Surat Textile Market Faces Transportation Dilemma Over Parcel Weight Regulations

In Surat, the textile capital, a significant discussion is underway regarding the transportation regulations imposed by local transporters. Recently, transporters announced a standard parcel weight limit of 65 kilograms, sparking concerns among traders from various markets who are now demanding an increase to between 70 and 75 kilograms. Despite agreeing to insure the parcels, traders voiced their discontent during a meeting held at the Raghukul Market Resolution Committee this Saturday.

The weekly meeting at Raghukul Textile Market, primarily a platform to address traders' concerns, particularly focused on the new weight and size regulations for transport parcels. Traders expressed that the new 65-kilogram limit would lead to logistical challenges and potential financial losses. They argued for a justifiable weight limit of 72 to 75 kilograms, stating that while they had no issues with insuring the shipments, the weight limit was not acceptable.
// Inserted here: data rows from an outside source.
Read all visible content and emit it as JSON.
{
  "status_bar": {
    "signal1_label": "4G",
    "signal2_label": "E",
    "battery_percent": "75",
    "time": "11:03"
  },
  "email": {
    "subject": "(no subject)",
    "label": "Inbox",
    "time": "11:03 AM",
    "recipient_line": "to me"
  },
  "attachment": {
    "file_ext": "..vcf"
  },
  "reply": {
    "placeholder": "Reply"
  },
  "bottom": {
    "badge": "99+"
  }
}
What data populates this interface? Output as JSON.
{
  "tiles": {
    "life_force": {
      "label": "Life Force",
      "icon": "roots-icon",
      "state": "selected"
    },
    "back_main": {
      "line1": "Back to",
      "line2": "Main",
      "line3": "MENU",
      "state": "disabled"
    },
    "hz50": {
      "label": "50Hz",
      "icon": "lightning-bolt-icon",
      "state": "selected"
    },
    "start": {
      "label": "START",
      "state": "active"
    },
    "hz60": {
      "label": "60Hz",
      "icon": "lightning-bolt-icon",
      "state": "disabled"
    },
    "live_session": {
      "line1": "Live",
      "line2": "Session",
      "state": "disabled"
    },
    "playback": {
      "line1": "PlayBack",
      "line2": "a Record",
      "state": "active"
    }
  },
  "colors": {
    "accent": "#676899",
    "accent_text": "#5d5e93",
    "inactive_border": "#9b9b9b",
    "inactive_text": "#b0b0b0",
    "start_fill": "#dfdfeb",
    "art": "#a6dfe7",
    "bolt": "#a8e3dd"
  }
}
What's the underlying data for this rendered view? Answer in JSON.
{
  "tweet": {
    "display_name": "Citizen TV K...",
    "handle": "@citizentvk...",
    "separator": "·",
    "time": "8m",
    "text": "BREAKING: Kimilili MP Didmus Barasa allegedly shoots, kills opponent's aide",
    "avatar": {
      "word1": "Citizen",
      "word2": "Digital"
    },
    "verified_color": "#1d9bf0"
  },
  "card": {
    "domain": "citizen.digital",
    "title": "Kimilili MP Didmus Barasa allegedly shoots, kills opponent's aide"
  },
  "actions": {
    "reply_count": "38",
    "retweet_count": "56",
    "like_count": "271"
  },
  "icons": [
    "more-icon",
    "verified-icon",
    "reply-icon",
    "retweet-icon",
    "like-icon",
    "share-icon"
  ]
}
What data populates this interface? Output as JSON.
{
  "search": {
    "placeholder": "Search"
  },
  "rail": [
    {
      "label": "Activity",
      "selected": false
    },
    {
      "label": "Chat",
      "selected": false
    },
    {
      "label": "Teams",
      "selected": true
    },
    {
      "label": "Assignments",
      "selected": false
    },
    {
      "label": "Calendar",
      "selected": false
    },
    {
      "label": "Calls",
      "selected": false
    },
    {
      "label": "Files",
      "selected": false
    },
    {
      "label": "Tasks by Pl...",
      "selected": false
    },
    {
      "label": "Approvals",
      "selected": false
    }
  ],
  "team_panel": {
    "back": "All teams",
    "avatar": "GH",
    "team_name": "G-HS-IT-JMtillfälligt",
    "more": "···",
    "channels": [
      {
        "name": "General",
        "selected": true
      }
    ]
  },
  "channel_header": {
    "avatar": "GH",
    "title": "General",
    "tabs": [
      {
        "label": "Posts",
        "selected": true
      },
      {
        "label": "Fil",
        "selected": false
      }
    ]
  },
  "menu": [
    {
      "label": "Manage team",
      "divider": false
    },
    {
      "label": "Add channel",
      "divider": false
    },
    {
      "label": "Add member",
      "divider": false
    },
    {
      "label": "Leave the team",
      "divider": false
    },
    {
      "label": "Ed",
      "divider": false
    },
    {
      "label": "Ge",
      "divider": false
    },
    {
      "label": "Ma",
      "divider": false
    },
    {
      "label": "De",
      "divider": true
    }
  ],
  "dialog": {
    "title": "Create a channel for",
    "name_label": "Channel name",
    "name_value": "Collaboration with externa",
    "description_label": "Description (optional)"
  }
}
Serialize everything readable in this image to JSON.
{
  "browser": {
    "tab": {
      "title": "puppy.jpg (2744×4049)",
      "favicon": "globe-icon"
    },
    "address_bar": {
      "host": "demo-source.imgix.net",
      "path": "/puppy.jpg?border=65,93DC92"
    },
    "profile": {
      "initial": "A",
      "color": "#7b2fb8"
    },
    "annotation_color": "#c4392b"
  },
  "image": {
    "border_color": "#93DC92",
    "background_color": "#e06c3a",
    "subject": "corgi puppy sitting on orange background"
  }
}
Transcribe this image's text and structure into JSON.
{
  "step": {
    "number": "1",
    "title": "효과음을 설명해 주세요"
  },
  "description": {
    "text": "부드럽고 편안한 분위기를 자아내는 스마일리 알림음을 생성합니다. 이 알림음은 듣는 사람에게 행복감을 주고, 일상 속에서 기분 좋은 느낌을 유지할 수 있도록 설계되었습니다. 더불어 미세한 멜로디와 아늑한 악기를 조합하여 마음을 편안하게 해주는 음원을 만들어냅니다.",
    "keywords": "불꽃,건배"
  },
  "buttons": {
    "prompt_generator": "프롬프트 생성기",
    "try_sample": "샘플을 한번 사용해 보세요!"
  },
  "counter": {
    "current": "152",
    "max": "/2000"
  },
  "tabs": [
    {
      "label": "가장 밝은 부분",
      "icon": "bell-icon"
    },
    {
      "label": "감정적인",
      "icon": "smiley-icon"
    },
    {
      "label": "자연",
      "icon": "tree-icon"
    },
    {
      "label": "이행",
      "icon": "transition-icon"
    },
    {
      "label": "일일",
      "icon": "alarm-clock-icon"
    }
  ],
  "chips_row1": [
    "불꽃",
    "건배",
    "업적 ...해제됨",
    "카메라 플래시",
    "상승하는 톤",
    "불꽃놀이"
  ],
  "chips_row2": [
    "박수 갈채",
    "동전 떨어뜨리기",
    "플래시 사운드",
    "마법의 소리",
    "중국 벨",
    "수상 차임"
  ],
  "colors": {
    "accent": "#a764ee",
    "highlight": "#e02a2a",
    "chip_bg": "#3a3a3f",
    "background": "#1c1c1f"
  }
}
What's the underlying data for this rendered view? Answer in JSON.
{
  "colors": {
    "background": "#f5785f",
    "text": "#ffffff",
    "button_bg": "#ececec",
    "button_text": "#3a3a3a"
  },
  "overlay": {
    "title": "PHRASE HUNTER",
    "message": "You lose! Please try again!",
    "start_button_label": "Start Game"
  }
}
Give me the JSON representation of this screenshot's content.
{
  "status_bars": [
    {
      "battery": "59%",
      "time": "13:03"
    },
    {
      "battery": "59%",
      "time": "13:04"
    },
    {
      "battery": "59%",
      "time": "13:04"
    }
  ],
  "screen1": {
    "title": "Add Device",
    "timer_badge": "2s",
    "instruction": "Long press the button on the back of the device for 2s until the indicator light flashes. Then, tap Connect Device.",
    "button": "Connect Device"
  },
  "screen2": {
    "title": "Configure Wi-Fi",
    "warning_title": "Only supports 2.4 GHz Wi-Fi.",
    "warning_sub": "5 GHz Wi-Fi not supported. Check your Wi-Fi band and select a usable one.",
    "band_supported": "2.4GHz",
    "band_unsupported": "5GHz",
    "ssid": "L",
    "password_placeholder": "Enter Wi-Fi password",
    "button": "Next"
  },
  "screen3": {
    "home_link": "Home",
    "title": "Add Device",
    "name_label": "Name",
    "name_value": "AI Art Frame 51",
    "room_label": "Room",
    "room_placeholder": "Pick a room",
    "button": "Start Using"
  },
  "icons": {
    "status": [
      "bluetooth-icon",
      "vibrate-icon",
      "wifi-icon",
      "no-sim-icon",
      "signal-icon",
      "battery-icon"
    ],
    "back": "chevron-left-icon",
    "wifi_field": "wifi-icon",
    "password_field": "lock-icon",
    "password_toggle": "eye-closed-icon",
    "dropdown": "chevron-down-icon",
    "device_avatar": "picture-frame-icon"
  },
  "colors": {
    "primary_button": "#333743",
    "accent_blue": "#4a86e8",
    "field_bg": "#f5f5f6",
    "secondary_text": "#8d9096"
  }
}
The 23rd session of this meeting also saw successful negotiations where suppliers managed to secure payments totaling INR 13.67 lakh over the past three weeks. However, the ongoing grievances about claim settlements related to lost or damaged parcels were also a major discussion point. Traders highlighted delays in receiving necessary documents from transporters, complicating the insurance claim process, often resulting in settlements that only partially cover the claimed amounts, sometimes as low as 35 to 60 percent of the value.

Rajeev Chiraniya, a local businessman, emphasized that while traders face numerous challenges, the imposition of higher costs would deter other state markets from engaging with them, potentially leading to financial burdens for local traders. He stressed the need for transport associations and trade organizations to consider these issues seriously and to ensure prompt and full settlement of claims within 30 days as per a written assurance.

Yuvraj Desle, head of the Surat Goods Transport Association, responded by clarifying that the legal responsibility for insuring parcels lies with the traders as per national regulations. He assured that in cases of unexpected incidents, transporters do file FIRs and provide a Non-Delivery Certificate, which helps traders claim their insurance. Occasionally, human errors might result in lost or stolen parcels, which are typically settled from a business standpoint.

As the discussion continues, the Surat textile market remains caught between adhering to new regulations and advocating for conditions that better suit their business needs.